Why I Built an AI Twin to Run My Life

Building NiallOS with Claude Code 

“AI will save you so much time!” Silicon Valley promised. So I tried everything. ChatGPT for writing assistance. Claude for research summaries. Gemini for project management. Copilot for planning. Every morning started the same way: Ten minutes explaining my context to whichever AI I was using that day.

“I’m a Product Lead at Cambridge Education Futures…”

“I’m working on a Master’s…”

“I need this in British English for an internal audience…”

“Keep it practical, I’m building training programmes…”

Then I’d finally get to the actual work. AI was supposed to save time. Instead, I felt busier than ever.
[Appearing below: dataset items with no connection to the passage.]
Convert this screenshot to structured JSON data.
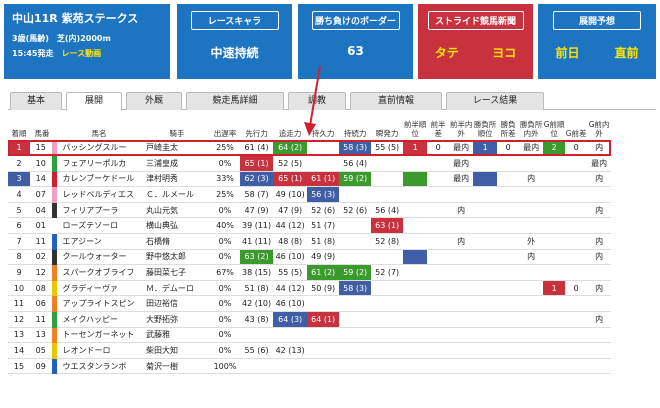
{
  "race": {
    "title": "中山11R 紫苑ステークス",
    "cond": "3歳(馬齢)　芝(内)2000m",
    "time": "15:45発走",
    "video": "レース動画"
  },
  "boxes": {
    "chara": {
      "head": "レースキャラ",
      "value": "中速持続"
    },
    "border": {
      "head": "勝ち負けのボーダー",
      "value": "63"
    },
    "stride": {
      "head": "ストライド競馬新聞",
      "a": "タテ",
      "b": "ヨコ"
    },
    "tenkai": {
      "head": "展開予想",
      "a": "前日",
      "b": "直前"
    }
  },
  "tabs": [
    "基本",
    "展開",
    "外厩",
    "競走馬詳細",
    "調教",
    "直前情報",
    "レース結果"
  ],
  "headers": [
    "着順",
    "馬番",
    "馬名",
    "騎手",
    "出遅率",
    "先行力",
    "追走力",
    "持久力",
    "持続力",
    "瞬発力",
    "前半順位",
    "前半差",
    "前半内外",
    "勝負所順位",
    "勝負所差",
    "勝負所内外",
    "G前順位",
    "G前差",
    "G前内外"
  ],
  "rows": [
    [
      "1",
      "15",
      "パッシングスルー",
      "戸崎圭太",
      "25%",
      "61 (4)",
      "64 (2)",
      "",
      "58 (3)",
      "55 (5)",
      "1",
      "0",
      "最内",
      "1",
      "0",
      "最内",
      "2",
      "0",
      "内"
    ],
    [
      "2",
      "10",
      "フェアリーポルカ",
      "三浦皇成",
      "0%",
      "65 (1)",
      "52 (5)",
      "",
      "56 (4)",
      "",
      "",
      "",
      "最内",
      "",
      "",
      "",
      "",
      "",
      "最内"
    ],
    [
      "3",
      "14",
      "カレンブーケドール",
      "津村明秀",
      "33%",
      "62 (3)",
      "65 (1)",
      "61 (1)",
      "59 (2)",
      "",
      "",
      "",
      "最内",
      "",
      "",
      "内",
      "",
      "",
      "内"
    ],
    [
      "4",
      "07",
      "レッドベルディエス",
      "Ｃ．ルメール",
      "25%",
      "58 (7)",
      "49 (10)",
      "56 (3)",
      "",
      "",
      "",
      "",
      "",
      "",
      "",
      "",
      "",
      "",
      ""
    ],
    [
      "5",
      "04",
      "フィリアプーラ",
      "丸山元気",
      "0%",
      "47 (9)",
      "47 (9)",
      "52 (6)",
      "52 (6)",
      "56 (4)",
      "",
      "",
      "内",
      "",
      "",
      "",
      "",
      "",
      "内"
    ],
    [
      "6",
      "01",
      "ローズテソーロ",
      "横山典弘",
      "40%",
      "39 (11)",
      "44 (12)",
      "51 (7)",
      "",
      "63 (1)",
      "",
      "",
      "",
      "",
      "",
      "",
      "",
      "",
      ""
    ],
    [
      "7",
      "11",
      "エアジーン",
      "石橋脩",
      "0%",
      "41 (11)",
      "48 (8)",
      "51 (8)",
      "",
      "52 (8)",
      "",
      "",
      "内",
      "",
      "",
      "外",
      "",
      "",
      "内"
    ],
    [
      "8",
      "02",
      "クールウォーター",
      "野中悠太郎",
      "0%",
      "63 (2)",
      "46 (10)",
      "49 (9)",
      "",
      "",
      "",
      "",
      "",
      "",
      "",
      "内",
      "",
      "",
      "内"
    ],
    [
      "9",
      "12",
      "スパークオブライフ",
      "藤田菜七子",
      "67%",
      "38 (15)",
      "55 (5)",
      "61 (2)",
      "59 (2)",
      "52 (7)",
      "",
      "",
      "",
      "",
      "",
      "",
      "",
      "",
      ""
    ],
    [
      "10",
      "08",
      "グラディーヴァ",
      "Ｍ．デムーロ",
      "0%",
      "51 (8)",
      "44 (12)",
      "50 (9)",
      "58 (3)",
      "",
      "",
      "",
      "",
      "",
      "",
      "",
      "1",
      "0",
      "内"
    ],
    [
      "11",
      "06",
      "アップライトスピン",
      "田辺裕信",
      "0%",
      "42 (10)",
      "46 (10)",
      "",
      "",
      "",
      "",
      "",
      "",
      "",
      "",
      "",
      "",
      "",
      ""
    ],
    [
      "12",
      "11",
      "メイクハッピー",
      "大野拓弥",
      "0%",
      "43 (8)",
      "64 (3)",
      "64 (1)",
      "",
      "",
      "",
      "",
      "",
      "",
      "",
      "",
      "",
      "",
      "内"
    ],
    [
      "13",
      "13",
      "トーセンガーネット",
      "武藤雅",
      "0%",
      "",
      "",
      "",
      "",
      "",
      "",
      "",
      "",
      "",
      "",
      "",
      "",
      "",
      ""
    ],
    [
      "14",
      "05",
      "レオンドーロ",
      "柴田大知",
      "0%",
      "55 (6)",
      "42 (13)",
      "",
      "",
      "",
      "",
      "",
      "",
      "",
      "",
      "",
      "",
      "",
      ""
    ],
    [
      "15",
      "09",
      "ウエスタンランボ",
      "菊沢一樹",
      "100%",
      "",
      "",
      "",
      "",
      "",
      "",
      "",
      "",
      "",
      "",
      "",
      "",
      "",
      ""
    ]
  ],
  "colors": {
    "red": "#c8323f",
    "blue": "#3f5ea6",
    "green": "#3a9a2c",
    "header_blue": "#1d75c2"
  }
}
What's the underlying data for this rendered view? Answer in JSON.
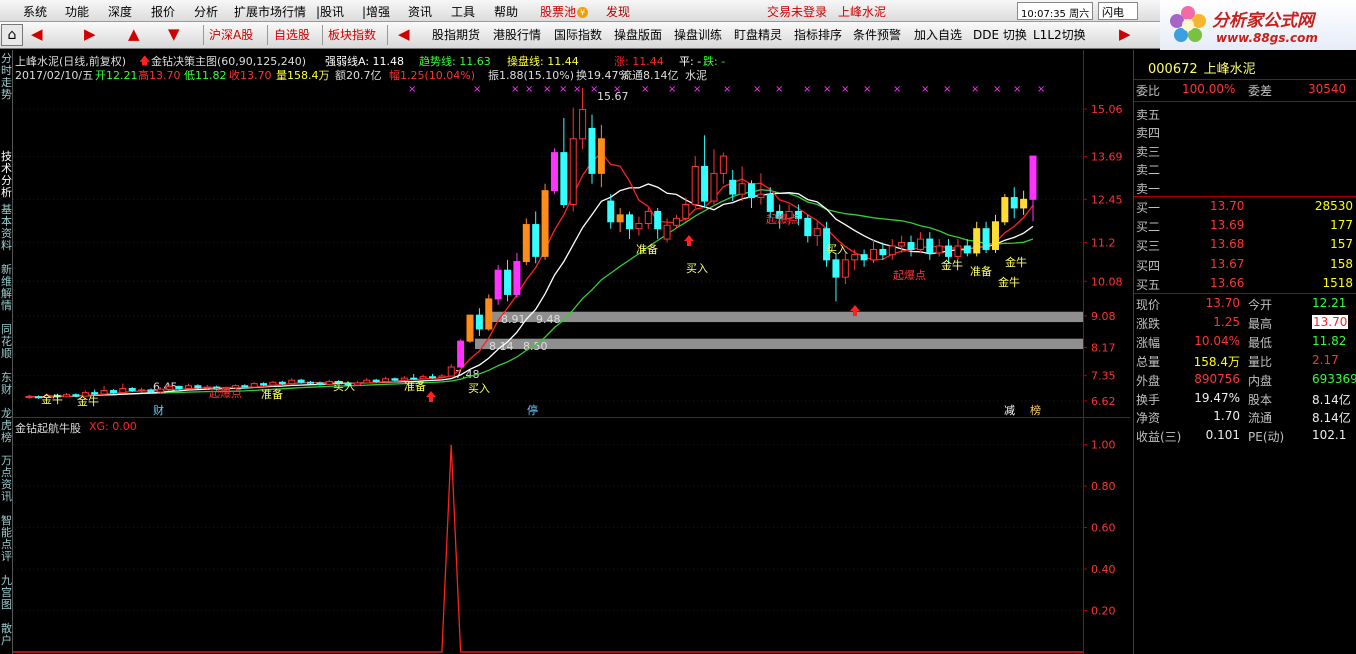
{
  "menu": {
    "items": [
      "系统",
      "功能",
      "深度",
      "报价",
      "分析",
      "扩展市场行情",
      "|股讯",
      "|增强",
      "资讯",
      "工具",
      "帮助"
    ],
    "stock_pool": "股票池",
    "discover": "发现",
    "not_logged_in": "交易未登录",
    "stock_name": "上峰水泥",
    "clock": "10:07:35 周六",
    "flash_btn": "闪电手"
  },
  "toolbar": {
    "items": [
      "沪深A股",
      "自选股",
      "板块指数",
      "股指期货",
      "港股行情",
      "国际指数",
      "操盘版面",
      "操盘训练",
      "盯盘精灵",
      "指标排序",
      "条件预警",
      "加入自选",
      "DDE 切换",
      "L1L2切换"
    ],
    "home_icon": "⌂"
  },
  "logo": {
    "title": "分析家公式网",
    "url": "www.88gs.com"
  },
  "left_tabs": [
    {
      "label": "分时走势",
      "active": false
    },
    {
      "label": "技术分析",
      "active": true
    },
    {
      "label": "基本资料",
      "active": false
    },
    {
      "label": "新维解情",
      "active": false
    },
    {
      "label": "同花顺",
      "active": false
    },
    {
      "label": "东财",
      "active": false
    },
    {
      "label": "龙虎榜",
      "active": false
    },
    {
      "label": "万点资讯",
      "active": false
    },
    {
      "label": "智能点评",
      "active": false
    },
    {
      "label": "九宫图",
      "active": false
    },
    {
      "label": "散户",
      "active": false
    }
  ],
  "chart_header": {
    "line1_name": "上峰水泥(日线,前复权)",
    "line1_indicator": "金钻决策主图(60,90,125,240)",
    "line1_strong": "强弱线A: 11.48",
    "line1_trend": "趋势线: 11.63",
    "line1_op": "操盘线: 11.44",
    "line1_up": "涨: 11.44",
    "line1_flat": "平: -",
    "line1_down": "跌: -",
    "line2_date": "2017/02/10/五",
    "line2_open": "开12.21",
    "line2_high": "高13.70",
    "line2_low": "低11.82",
    "line2_close": "收13.70",
    "line2_vol": "量158.4万",
    "line2_amount": "额20.7亿",
    "line2_range": "幅1.25(10.04%)",
    "line2_swing": "振1.88(15.10%)",
    "line2_turnover": "换19.47%",
    "line2_float": "流通8.14亿",
    "line2_sector": "水泥"
  },
  "sub_header": {
    "name": "金钻起航牛股",
    "value": "XG: 0.00"
  },
  "chart_data": [
    {
      "type": "candlestick",
      "title": "上峰水泥(日线,前复权)",
      "y_ticks": [
        15.06,
        13.69,
        12.45,
        11.2,
        10.08,
        9.08,
        8.17,
        7.35,
        6.62
      ],
      "ylim": [
        6.3,
        15.9
      ],
      "high_label": "15.67",
      "candles": [
        {
          "o": 6.72,
          "c": 6.75,
          "h": 6.8,
          "l": 6.68
        },
        {
          "o": 6.74,
          "c": 6.72,
          "h": 6.78,
          "l": 6.68
        },
        {
          "o": 6.72,
          "c": 6.78,
          "h": 6.82,
          "l": 6.7
        },
        {
          "o": 6.78,
          "c": 6.74,
          "h": 6.82,
          "l": 6.7
        },
        {
          "o": 6.74,
          "c": 6.8,
          "h": 6.85,
          "l": 6.72
        },
        {
          "o": 6.8,
          "c": 6.76,
          "h": 6.84,
          "l": 6.72
        },
        {
          "o": 6.76,
          "c": 6.86,
          "h": 6.92,
          "l": 6.74
        },
        {
          "o": 6.86,
          "c": 6.82,
          "h": 6.95,
          "l": 6.78
        },
        {
          "o": 6.82,
          "c": 6.92,
          "h": 7.06,
          "l": 6.8
        },
        {
          "o": 6.92,
          "c": 6.86,
          "h": 6.96,
          "l": 6.82
        },
        {
          "o": 6.86,
          "c": 6.98,
          "h": 7.12,
          "l": 6.84
        },
        {
          "o": 6.98,
          "c": 6.92,
          "h": 7.02,
          "l": 6.88
        },
        {
          "o": 6.92,
          "c": 6.94,
          "h": 7.0,
          "l": 6.86
        },
        {
          "o": 6.94,
          "c": 6.88,
          "h": 6.98,
          "l": 6.84
        },
        {
          "o": 6.88,
          "c": 6.96,
          "h": 7.02,
          "l": 6.84
        },
        {
          "o": 6.96,
          "c": 7.04,
          "h": 7.1,
          "l": 6.92
        },
        {
          "o": 7.04,
          "c": 6.98,
          "h": 7.06,
          "l": 6.94
        },
        {
          "o": 6.98,
          "c": 7.06,
          "h": 7.12,
          "l": 6.96
        },
        {
          "o": 7.06,
          "c": 7.0,
          "h": 7.1,
          "l": 6.96
        },
        {
          "o": 7.0,
          "c": 7.02,
          "h": 7.08,
          "l": 6.96
        },
        {
          "o": 7.02,
          "c": 6.96,
          "h": 7.06,
          "l": 6.92
        },
        {
          "o": 6.96,
          "c": 7.0,
          "h": 7.04,
          "l": 6.92
        },
        {
          "o": 7.0,
          "c": 7.06,
          "h": 7.1,
          "l": 6.96
        },
        {
          "o": 7.06,
          "c": 7.02,
          "h": 7.1,
          "l": 6.98
        },
        {
          "o": 7.02,
          "c": 7.12,
          "h": 7.16,
          "l": 7.0
        },
        {
          "o": 7.12,
          "c": 7.08,
          "h": 7.16,
          "l": 7.04
        },
        {
          "o": 7.08,
          "c": 7.16,
          "h": 7.2,
          "l": 7.04
        },
        {
          "o": 7.16,
          "c": 7.12,
          "h": 7.2,
          "l": 7.08
        },
        {
          "o": 7.12,
          "c": 7.22,
          "h": 7.28,
          "l": 7.1
        },
        {
          "o": 7.22,
          "c": 7.16,
          "h": 7.26,
          "l": 7.12
        },
        {
          "o": 7.16,
          "c": 7.14,
          "h": 7.2,
          "l": 7.1
        },
        {
          "o": 7.14,
          "c": 7.1,
          "h": 7.18,
          "l": 7.06
        },
        {
          "o": 7.1,
          "c": 7.18,
          "h": 7.24,
          "l": 7.08
        },
        {
          "o": 7.18,
          "c": 7.14,
          "h": 7.22,
          "l": 7.1
        },
        {
          "o": 7.14,
          "c": 7.08,
          "h": 7.18,
          "l": 7.04
        },
        {
          "o": 7.08,
          "c": 7.14,
          "h": 7.2,
          "l": 7.06
        },
        {
          "o": 7.14,
          "c": 7.22,
          "h": 7.28,
          "l": 7.12
        },
        {
          "o": 7.22,
          "c": 7.18,
          "h": 7.26,
          "l": 7.14
        },
        {
          "o": 7.18,
          "c": 7.26,
          "h": 7.32,
          "l": 7.16
        },
        {
          "o": 7.26,
          "c": 7.22,
          "h": 7.3,
          "l": 7.18
        },
        {
          "o": 7.22,
          "c": 7.28,
          "h": 7.34,
          "l": 7.2
        },
        {
          "o": 7.28,
          "c": 7.26,
          "h": 7.4,
          "l": 7.22
        },
        {
          "o": 7.26,
          "c": 7.32,
          "h": 7.38,
          "l": 7.24
        },
        {
          "o": 7.32,
          "c": 7.3,
          "h": 7.4,
          "l": 7.26
        },
        {
          "o": 7.3,
          "c": 7.34,
          "h": 7.4,
          "l": 7.28
        },
        {
          "o": 7.34,
          "c": 7.6,
          "h": 7.68,
          "l": 7.32
        },
        {
          "o": 7.6,
          "c": 8.35,
          "h": 8.4,
          "l": 7.58
        },
        {
          "o": 8.35,
          "c": 9.1,
          "h": 9.12,
          "l": 8.3
        },
        {
          "o": 9.1,
          "c": 8.7,
          "h": 9.3,
          "l": 8.5
        },
        {
          "o": 8.7,
          "c": 9.57,
          "h": 9.7,
          "l": 8.65
        },
        {
          "o": 9.57,
          "c": 10.4,
          "h": 10.55,
          "l": 9.4
        },
        {
          "o": 10.4,
          "c": 9.7,
          "h": 10.7,
          "l": 9.5
        },
        {
          "o": 9.7,
          "c": 10.65,
          "h": 10.9,
          "l": 9.6
        },
        {
          "o": 10.65,
          "c": 11.72,
          "h": 11.9,
          "l": 10.55
        },
        {
          "o": 11.72,
          "c": 10.8,
          "h": 12.1,
          "l": 10.6
        },
        {
          "o": 10.8,
          "c": 12.7,
          "h": 12.9,
          "l": 10.7
        },
        {
          "o": 12.7,
          "c": 13.8,
          "h": 13.92,
          "l": 12.6
        },
        {
          "o": 13.8,
          "c": 12.3,
          "h": 14.8,
          "l": 12.2
        },
        {
          "o": 12.3,
          "c": 14.2,
          "h": 15.1,
          "l": 12.1
        },
        {
          "o": 14.2,
          "c": 15.05,
          "h": 15.67,
          "l": 13.9
        },
        {
          "o": 14.5,
          "c": 13.2,
          "h": 14.9,
          "l": 12.9
        },
        {
          "o": 13.2,
          "c": 14.2,
          "h": 14.6,
          "l": 12.8
        },
        {
          "o": 12.4,
          "c": 11.8,
          "h": 12.6,
          "l": 11.6
        },
        {
          "o": 11.8,
          "c": 12.0,
          "h": 12.2,
          "l": 11.5
        },
        {
          "o": 12.0,
          "c": 11.6,
          "h": 12.1,
          "l": 11.3
        },
        {
          "o": 11.6,
          "c": 11.75,
          "h": 11.95,
          "l": 11.4
        },
        {
          "o": 11.75,
          "c": 12.1,
          "h": 12.2,
          "l": 11.6
        },
        {
          "o": 12.1,
          "c": 11.6,
          "h": 12.2,
          "l": 11.3
        },
        {
          "o": 11.3,
          "c": 11.7,
          "h": 11.9,
          "l": 11.2
        },
        {
          "o": 11.7,
          "c": 11.9,
          "h": 12.0,
          "l": 11.6
        },
        {
          "o": 11.9,
          "c": 12.3,
          "h": 12.5,
          "l": 11.8
        },
        {
          "o": 12.3,
          "c": 13.4,
          "h": 13.7,
          "l": 12.2
        },
        {
          "o": 13.4,
          "c": 12.4,
          "h": 14.3,
          "l": 12.2
        },
        {
          "o": 12.4,
          "c": 13.2,
          "h": 13.9,
          "l": 12.3
        },
        {
          "o": 13.2,
          "c": 13.7,
          "h": 13.8,
          "l": 12.9
        },
        {
          "o": 13.0,
          "c": 12.6,
          "h": 13.3,
          "l": 12.4
        },
        {
          "o": 12.6,
          "c": 12.9,
          "h": 13.4,
          "l": 12.4
        },
        {
          "o": 12.9,
          "c": 12.5,
          "h": 13.0,
          "l": 12.2
        },
        {
          "o": 12.5,
          "c": 12.6,
          "h": 13.2,
          "l": 12.3
        },
        {
          "o": 12.6,
          "c": 12.1,
          "h": 12.8,
          "l": 11.9
        },
        {
          "o": 12.1,
          "c": 11.9,
          "h": 12.3,
          "l": 11.6
        },
        {
          "o": 11.9,
          "c": 12.1,
          "h": 12.3,
          "l": 11.7
        },
        {
          "o": 12.1,
          "c": 11.9,
          "h": 12.3,
          "l": 11.7
        },
        {
          "o": 11.9,
          "c": 11.4,
          "h": 12.0,
          "l": 11.2
        },
        {
          "o": 11.4,
          "c": 11.6,
          "h": 11.8,
          "l": 11.1
        },
        {
          "o": 11.6,
          "c": 10.7,
          "h": 11.8,
          "l": 10.5
        },
        {
          "o": 10.7,
          "c": 10.2,
          "h": 10.9,
          "l": 9.5
        },
        {
          "o": 10.2,
          "c": 10.7,
          "h": 10.9,
          "l": 10.0
        },
        {
          "o": 10.7,
          "c": 10.85,
          "h": 11.0,
          "l": 10.4
        },
        {
          "o": 10.85,
          "c": 10.7,
          "h": 11.0,
          "l": 10.5
        },
        {
          "o": 10.7,
          "c": 11.0,
          "h": 11.3,
          "l": 10.6
        },
        {
          "o": 11.0,
          "c": 10.85,
          "h": 11.2,
          "l": 10.7
        },
        {
          "o": 10.85,
          "c": 11.1,
          "h": 11.3,
          "l": 10.7
        },
        {
          "o": 11.1,
          "c": 11.2,
          "h": 11.4,
          "l": 10.9
        },
        {
          "o": 11.2,
          "c": 11.0,
          "h": 11.4,
          "l": 10.8
        },
        {
          "o": 11.0,
          "c": 11.3,
          "h": 11.5,
          "l": 10.9
        },
        {
          "o": 11.3,
          "c": 10.9,
          "h": 11.5,
          "l": 10.7
        },
        {
          "o": 10.9,
          "c": 11.1,
          "h": 11.3,
          "l": 10.8
        },
        {
          "o": 11.1,
          "c": 10.8,
          "h": 11.3,
          "l": 10.6
        },
        {
          "o": 10.8,
          "c": 11.1,
          "h": 11.3,
          "l": 10.7
        },
        {
          "o": 11.1,
          "c": 10.9,
          "h": 11.3,
          "l": 10.8
        },
        {
          "o": 10.9,
          "c": 11.6,
          "h": 11.8,
          "l": 10.8
        },
        {
          "o": 11.6,
          "c": 11.0,
          "h": 11.8,
          "l": 10.9
        },
        {
          "o": 11.0,
          "c": 11.8,
          "h": 12.0,
          "l": 10.9
        },
        {
          "o": 11.8,
          "c": 12.5,
          "h": 12.6,
          "l": 11.7
        },
        {
          "o": 12.5,
          "c": 12.2,
          "h": 12.8,
          "l": 11.9
        },
        {
          "o": 12.2,
          "c": 12.45,
          "h": 12.7,
          "l": 12.0
        },
        {
          "o": 12.45,
          "c": 13.7,
          "h": 13.7,
          "l": 11.82
        }
      ],
      "annotations": [
        "金牛",
        "金牛",
        "起爆点",
        "准备",
        "买入",
        "准备",
        "买入",
        "准备",
        "买入",
        "起爆点",
        "买入",
        "起爆点",
        "金牛",
        "准备",
        "金牛",
        "金牛"
      ],
      "bottom_labels": [
        "财",
        "停",
        "减",
        "榜"
      ],
      "range_texts": [
        "8.91",
        "9.48",
        "8.14",
        "8.50",
        "6.45",
        "7.48"
      ]
    },
    {
      "type": "line",
      "title": "金钻起航牛股",
      "y_ticks": [
        "1.00",
        "0.80",
        "0.60",
        "0.40",
        "0.20"
      ],
      "ylim": [
        0,
        1.08
      ],
      "signal_index": 45
    }
  ],
  "quote": {
    "code": "000672",
    "name": "上峰水泥",
    "wb_label": "委比",
    "wb_value": "100.00%",
    "wc_label": "委差",
    "wc_value": "30540",
    "sells": [
      {
        "label": "卖五",
        "price": "",
        "vol": ""
      },
      {
        "label": "卖四",
        "price": "",
        "vol": ""
      },
      {
        "label": "卖三",
        "price": "",
        "vol": ""
      },
      {
        "label": "卖二",
        "price": "",
        "vol": ""
      },
      {
        "label": "卖一",
        "price": "",
        "vol": ""
      }
    ],
    "buys": [
      {
        "label": "买一",
        "price": "13.70",
        "vol": "28530"
      },
      {
        "label": "买二",
        "price": "13.69",
        "vol": "177"
      },
      {
        "label": "买三",
        "price": "13.68",
        "vol": "157"
      },
      {
        "label": "买四",
        "price": "13.67",
        "vol": "158"
      },
      {
        "label": "买五",
        "price": "13.66",
        "vol": "1518"
      }
    ],
    "stats": [
      {
        "l1": "现价",
        "v1": "13.70",
        "c1": "red",
        "l2": "今开",
        "v2": "12.21",
        "c2": "green",
        "hi2": false
      },
      {
        "l1": "涨跌",
        "v1": "1.25",
        "c1": "red",
        "l2": "最高",
        "v2": "13.70",
        "c2": "red",
        "hi2": true
      },
      {
        "l1": "涨幅",
        "v1": "10.04%",
        "c1": "red",
        "l2": "最低",
        "v2": "11.82",
        "c2": "green",
        "hi2": false
      },
      {
        "l1": "总量",
        "v1": "158.4万",
        "c1": "yellow",
        "l2": "量比",
        "v2": "2.17",
        "c2": "red",
        "hi2": false
      },
      {
        "l1": "外盘",
        "v1": "890756",
        "c1": "red",
        "l2": "内盘",
        "v2": "693369",
        "c2": "green",
        "hi2": false
      },
      {
        "l1": "换手",
        "v1": "19.47%",
        "c1": "white",
        "l2": "股本",
        "v2": "8.14亿",
        "c2": "white",
        "hi2": false
      },
      {
        "l1": "净资",
        "v1": "1.70",
        "c1": "white",
        "l2": "流通",
        "v2": "8.14亿",
        "c2": "white",
        "hi2": false
      },
      {
        "l1": "收益(三)",
        "v1": "0.101",
        "c1": "white",
        "l2": "PE(动)",
        "v2": "102.1",
        "c2": "white",
        "hi2": false
      }
    ]
  },
  "colors": {
    "up": "#ff3333",
    "down": "#33ffff",
    "signal_magenta": "#ff33ff",
    "signal_orange": "#ff8c1a",
    "ma_white": "#ffffff",
    "ma_green": "#33cc33",
    "ma_red": "#ff2020"
  }
}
I was drowning in AI tool overload while still doing everything manually.

The AI Promise vs. Reality

2023-2024: AI will transform knowledge work! Automate everything! Work 4 hours a week!

That was the promise. My reality as a Product Lead at Cambridge looked quite different. I was designing training programmes for education leaders working with organisations like UNICEF and KFAS, and managing a Master’s research project. Creating workshop materials and training curricula. Publishing reports, papers and research outputs. Tracking professional development and learning goals. Staying current on EdTech and AI in education.

AI was supposed to save time on routine tasks, help me focus on strategic work, make complex work manageable, and give me breathing room.

What actually happened? Every morning became an AI context-switching marathon. ChatGPT for brainstorming workshop activities. Claude for analysing research papers. Back to ChatGPT for LinkedIn post drafts. Gemini for curriculum outline suggestions. Each tool required a fresh start and re-explaining everything from scratch.

I calculated the daily context tax. I wasn’t using AI to work smarter. I was managing a portfolio of AI tools, each one requiring setup, context, and translation. It felt like having five junior assistants who all had amnesia every morning.